JPOL – Sejumlah pesantren di Sukabumi telah diawasi oleh Gugus Tugas Percepatan Penanganan Covid-19 Kota Sukabumi, Jawa Barat hal ini terkait pengawasan terhadap aktivitas puluhan pondok pesantren untuk mencegah penyebaran Covid-19 di lembaga pendidikan keagamaan tersebut.

“Pengawasan Pesantren di Sukabumi ini kami lakukan pasca-adanya kluster ponpes di Kota Sukabumi dari hasil pemeriksaan swab ada puluhan pelajar yang positif Covid-19,” kata Juru Bicara Gugus Tugas Percepatan Penanganan Covid-19 Kota Sukabumi Wahyu Handriana dilansir Antara, Selasa (15/9/2020).

Menurutnya, pengawasan yang dilakukan pihaknya tersebut bertujuan agar ponpes bisa menerapkan protokol kesehatan ketat untuk mencegah terjadinya penyebaran Covid-19, karena lembaga pendidikan tersebut sudah mulai kembali melaksanakan berbagai aktivitas.

Selain itu, pihak ponpes pun diimbau untuk mematuhi peraturan pemerintah agar seperti tidak menerima tamu dahulu dari luar, menyediakan sarana dan prasarana cuci tangan pakai sabun, seluruh warga ponpes wajib menggunakan masker dan saat beraktivitas selalu menjaga jarak fisik.

Kasus Covid-19 di Kota Sukabumi sampai saat ini masih berfluktuasi dan cenderung meningkat, maka dari itu pengawasan yang dilakukan pihaknya terus ditingkatkan untuk antisipasi terjadi kluster baru.

“Untuk kasus Covid-19 yang menyerang salah satu lembaga pendidikan agama di Kecamatan Gunungpuyuh saat ini puluhan pelajar yang terkonfirmasi positif telah sembuh, namun institusi itu tetap dikarantina agar tidak ada warga yang keluar masuk,” tambahnya.

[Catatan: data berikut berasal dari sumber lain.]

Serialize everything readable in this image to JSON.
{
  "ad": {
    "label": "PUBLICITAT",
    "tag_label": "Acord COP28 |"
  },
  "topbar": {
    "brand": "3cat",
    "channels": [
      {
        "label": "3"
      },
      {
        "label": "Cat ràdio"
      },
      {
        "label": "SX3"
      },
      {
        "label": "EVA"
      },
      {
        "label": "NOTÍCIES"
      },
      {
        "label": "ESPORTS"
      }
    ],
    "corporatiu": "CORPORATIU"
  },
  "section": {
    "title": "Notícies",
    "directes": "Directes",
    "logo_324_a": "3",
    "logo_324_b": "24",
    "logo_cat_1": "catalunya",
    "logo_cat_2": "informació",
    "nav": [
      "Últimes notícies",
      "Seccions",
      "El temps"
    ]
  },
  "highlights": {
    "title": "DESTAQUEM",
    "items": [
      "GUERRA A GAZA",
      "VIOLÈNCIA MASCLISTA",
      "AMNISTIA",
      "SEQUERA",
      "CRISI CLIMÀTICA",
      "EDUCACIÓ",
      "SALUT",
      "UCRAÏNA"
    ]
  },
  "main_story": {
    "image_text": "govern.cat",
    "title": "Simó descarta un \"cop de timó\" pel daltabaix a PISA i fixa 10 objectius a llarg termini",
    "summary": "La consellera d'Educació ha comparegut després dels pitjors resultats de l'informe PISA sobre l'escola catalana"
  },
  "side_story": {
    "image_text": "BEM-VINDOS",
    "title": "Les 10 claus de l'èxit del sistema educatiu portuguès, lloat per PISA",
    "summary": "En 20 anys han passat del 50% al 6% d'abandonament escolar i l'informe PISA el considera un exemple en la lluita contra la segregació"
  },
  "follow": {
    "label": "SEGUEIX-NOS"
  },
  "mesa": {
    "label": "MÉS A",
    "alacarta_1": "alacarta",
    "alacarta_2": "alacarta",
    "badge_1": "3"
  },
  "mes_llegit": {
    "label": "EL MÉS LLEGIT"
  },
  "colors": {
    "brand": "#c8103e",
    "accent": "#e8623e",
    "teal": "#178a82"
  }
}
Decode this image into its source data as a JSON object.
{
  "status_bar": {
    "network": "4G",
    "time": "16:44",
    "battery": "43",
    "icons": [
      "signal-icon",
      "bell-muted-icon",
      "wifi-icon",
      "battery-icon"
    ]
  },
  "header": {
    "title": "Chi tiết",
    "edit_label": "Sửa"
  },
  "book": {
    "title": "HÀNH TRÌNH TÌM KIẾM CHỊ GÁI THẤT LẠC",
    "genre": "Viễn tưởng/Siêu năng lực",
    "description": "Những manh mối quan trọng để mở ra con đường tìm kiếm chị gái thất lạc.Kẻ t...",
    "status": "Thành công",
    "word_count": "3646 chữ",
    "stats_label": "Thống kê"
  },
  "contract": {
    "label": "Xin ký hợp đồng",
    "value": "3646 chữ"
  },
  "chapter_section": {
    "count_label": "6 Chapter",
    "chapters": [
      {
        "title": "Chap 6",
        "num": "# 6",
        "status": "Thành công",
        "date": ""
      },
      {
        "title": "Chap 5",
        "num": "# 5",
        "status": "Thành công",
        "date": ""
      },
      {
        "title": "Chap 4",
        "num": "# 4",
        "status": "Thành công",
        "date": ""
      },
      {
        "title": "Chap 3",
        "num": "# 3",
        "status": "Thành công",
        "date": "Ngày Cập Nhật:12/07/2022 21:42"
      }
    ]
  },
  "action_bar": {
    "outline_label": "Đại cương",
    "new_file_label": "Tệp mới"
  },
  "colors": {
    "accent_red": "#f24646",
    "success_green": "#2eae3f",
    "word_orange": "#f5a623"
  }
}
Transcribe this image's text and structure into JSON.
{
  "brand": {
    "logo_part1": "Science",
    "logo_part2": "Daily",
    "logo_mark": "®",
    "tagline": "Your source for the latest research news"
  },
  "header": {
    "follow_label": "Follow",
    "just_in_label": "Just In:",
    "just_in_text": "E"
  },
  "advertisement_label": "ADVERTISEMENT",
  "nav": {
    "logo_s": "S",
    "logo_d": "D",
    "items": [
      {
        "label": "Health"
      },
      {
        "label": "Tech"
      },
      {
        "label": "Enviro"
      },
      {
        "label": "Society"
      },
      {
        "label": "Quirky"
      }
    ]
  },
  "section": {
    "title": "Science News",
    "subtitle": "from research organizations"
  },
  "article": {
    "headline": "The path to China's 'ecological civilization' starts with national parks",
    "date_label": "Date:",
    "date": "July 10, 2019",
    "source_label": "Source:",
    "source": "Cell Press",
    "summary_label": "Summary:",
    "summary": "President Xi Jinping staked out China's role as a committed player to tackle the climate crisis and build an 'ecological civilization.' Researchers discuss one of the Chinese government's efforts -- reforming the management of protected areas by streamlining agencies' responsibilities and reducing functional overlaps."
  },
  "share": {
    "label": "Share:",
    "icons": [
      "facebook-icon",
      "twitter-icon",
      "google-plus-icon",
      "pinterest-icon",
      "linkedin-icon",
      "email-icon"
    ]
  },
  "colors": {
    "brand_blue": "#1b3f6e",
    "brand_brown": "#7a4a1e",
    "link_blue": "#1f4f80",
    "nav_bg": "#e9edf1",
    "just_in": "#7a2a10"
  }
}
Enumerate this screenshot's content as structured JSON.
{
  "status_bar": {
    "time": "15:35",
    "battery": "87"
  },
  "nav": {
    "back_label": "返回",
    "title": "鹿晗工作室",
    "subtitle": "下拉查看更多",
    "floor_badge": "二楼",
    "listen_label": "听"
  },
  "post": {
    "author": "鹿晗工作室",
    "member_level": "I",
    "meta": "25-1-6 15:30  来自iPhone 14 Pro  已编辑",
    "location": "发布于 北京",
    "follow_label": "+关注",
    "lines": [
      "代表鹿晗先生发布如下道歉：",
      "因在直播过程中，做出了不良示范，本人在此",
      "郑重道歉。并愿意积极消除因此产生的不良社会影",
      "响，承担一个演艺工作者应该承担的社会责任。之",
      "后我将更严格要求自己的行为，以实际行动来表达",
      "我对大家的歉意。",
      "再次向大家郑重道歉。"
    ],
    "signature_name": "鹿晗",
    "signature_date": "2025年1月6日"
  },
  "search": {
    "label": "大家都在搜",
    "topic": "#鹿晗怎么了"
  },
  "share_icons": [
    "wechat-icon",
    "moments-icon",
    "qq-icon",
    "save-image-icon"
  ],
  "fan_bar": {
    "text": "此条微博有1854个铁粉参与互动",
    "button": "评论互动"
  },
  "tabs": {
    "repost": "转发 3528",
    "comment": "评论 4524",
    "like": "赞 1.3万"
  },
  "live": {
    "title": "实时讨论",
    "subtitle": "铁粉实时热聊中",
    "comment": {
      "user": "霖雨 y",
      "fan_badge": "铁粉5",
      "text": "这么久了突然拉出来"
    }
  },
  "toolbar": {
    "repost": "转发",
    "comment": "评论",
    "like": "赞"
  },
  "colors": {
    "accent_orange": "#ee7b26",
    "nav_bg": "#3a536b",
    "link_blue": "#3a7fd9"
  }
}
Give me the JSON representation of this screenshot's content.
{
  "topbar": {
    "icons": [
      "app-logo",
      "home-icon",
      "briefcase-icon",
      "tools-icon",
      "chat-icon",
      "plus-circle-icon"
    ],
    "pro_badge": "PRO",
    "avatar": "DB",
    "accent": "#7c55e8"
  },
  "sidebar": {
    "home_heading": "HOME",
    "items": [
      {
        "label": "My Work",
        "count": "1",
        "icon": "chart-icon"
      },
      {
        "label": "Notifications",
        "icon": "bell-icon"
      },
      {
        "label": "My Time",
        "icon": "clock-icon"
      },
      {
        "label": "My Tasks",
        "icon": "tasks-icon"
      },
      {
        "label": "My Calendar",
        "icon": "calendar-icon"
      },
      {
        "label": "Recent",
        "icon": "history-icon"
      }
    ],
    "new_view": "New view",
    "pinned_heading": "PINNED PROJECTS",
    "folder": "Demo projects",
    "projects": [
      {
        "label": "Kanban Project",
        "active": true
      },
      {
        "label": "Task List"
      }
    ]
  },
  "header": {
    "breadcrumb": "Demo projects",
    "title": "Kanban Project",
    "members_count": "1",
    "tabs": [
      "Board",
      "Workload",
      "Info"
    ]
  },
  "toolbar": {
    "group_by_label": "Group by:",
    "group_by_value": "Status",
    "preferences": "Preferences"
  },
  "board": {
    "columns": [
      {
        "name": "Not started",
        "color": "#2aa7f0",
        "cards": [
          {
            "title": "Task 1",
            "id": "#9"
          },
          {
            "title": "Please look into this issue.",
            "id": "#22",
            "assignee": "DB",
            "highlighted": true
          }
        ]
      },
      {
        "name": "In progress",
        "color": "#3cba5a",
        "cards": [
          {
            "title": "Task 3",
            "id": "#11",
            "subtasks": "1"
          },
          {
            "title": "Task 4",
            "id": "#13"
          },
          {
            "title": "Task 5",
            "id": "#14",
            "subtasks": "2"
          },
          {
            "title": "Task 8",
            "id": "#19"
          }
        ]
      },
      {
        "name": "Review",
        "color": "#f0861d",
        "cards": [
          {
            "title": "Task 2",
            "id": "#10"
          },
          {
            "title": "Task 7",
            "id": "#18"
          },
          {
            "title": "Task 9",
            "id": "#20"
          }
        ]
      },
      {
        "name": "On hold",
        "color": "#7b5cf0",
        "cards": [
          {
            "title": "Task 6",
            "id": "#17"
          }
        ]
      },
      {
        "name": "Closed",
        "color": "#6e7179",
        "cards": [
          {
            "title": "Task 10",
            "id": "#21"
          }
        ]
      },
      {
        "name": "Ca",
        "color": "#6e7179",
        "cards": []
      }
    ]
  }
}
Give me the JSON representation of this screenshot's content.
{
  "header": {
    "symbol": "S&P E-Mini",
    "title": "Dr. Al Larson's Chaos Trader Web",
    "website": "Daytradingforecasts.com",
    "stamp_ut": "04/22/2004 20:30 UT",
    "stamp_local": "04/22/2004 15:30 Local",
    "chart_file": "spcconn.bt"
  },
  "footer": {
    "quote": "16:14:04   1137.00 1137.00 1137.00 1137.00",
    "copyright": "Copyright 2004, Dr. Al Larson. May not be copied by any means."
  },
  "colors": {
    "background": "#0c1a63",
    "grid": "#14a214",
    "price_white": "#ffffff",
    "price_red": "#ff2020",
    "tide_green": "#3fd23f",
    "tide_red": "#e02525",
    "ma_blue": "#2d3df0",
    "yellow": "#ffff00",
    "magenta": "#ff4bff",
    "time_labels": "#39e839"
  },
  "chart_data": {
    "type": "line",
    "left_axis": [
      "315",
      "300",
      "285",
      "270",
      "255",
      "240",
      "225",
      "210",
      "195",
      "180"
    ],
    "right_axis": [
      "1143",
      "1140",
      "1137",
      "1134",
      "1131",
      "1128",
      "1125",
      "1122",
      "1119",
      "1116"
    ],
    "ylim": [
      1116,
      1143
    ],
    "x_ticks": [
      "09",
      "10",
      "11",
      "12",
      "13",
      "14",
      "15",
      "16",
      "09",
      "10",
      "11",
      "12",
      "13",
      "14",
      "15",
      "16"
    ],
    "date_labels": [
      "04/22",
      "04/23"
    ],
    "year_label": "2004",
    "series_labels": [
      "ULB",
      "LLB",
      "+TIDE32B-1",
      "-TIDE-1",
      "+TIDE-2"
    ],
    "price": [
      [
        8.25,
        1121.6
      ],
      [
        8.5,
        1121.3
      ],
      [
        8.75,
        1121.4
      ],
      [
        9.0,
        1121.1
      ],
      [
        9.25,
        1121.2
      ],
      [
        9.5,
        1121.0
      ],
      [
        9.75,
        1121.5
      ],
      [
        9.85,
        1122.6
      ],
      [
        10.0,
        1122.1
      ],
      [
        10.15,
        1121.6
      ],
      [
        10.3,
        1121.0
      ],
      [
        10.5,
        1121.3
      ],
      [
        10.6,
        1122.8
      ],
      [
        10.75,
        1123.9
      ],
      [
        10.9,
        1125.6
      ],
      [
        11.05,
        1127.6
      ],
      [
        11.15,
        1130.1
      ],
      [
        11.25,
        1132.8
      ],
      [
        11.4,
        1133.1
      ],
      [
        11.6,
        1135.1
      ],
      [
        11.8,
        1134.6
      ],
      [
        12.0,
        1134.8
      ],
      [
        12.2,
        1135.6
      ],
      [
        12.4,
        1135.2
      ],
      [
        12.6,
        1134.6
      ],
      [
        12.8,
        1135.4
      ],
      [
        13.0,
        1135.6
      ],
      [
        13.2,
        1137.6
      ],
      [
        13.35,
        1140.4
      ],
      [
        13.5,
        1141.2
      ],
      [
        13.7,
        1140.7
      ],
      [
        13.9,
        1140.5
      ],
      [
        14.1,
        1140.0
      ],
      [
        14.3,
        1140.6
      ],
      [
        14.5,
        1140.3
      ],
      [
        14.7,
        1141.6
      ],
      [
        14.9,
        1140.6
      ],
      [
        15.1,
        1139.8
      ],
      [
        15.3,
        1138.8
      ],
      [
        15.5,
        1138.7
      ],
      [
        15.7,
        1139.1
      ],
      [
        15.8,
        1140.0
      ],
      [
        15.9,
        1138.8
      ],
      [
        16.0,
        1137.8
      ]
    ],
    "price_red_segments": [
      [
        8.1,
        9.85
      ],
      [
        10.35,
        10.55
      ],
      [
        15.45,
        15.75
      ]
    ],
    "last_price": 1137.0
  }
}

Di sisi lain, Wahyu mengatakan pada Selasa, (15/9) total kasus warga yang terkonfirmasi positif sebanyak 170 orang, 156 orang diantaranya sudah sembuh dan 14 orang masih menjalani isolasi.

Per Selasa (15/9/2020), total jumlah pasien yang terkonfirmasi positif virus corona di Indonesia mencapai 225.030 orang.

Dari jumlah tersebut, menurut data covid19.go.id, terdapat 161.065 pasien sembuh dari Covid-19 dan 8.965 pasien lainnya meninggal dunia.

Untuk memudahkan pengambilan kebijakan di setiap daerah, Satuan Tugas Penanganan Covid-19 pun membuat peta zonasi risiko penularan.

Zonasi itu terbagi atas zona merah (risiko tinggi), oranye (risiko sedang), kuning (risiko rendah), dan hijau (daerah tidak terdampak atau tidak ada kasus baru).

Berdasarkan data hari ini, Selasa (15/9/2020), terdapat 70 kabupaten/kota di seluruh Indonesia yang memiliki risiko penularan tinggi, atau digambarkan sebagai zona merah.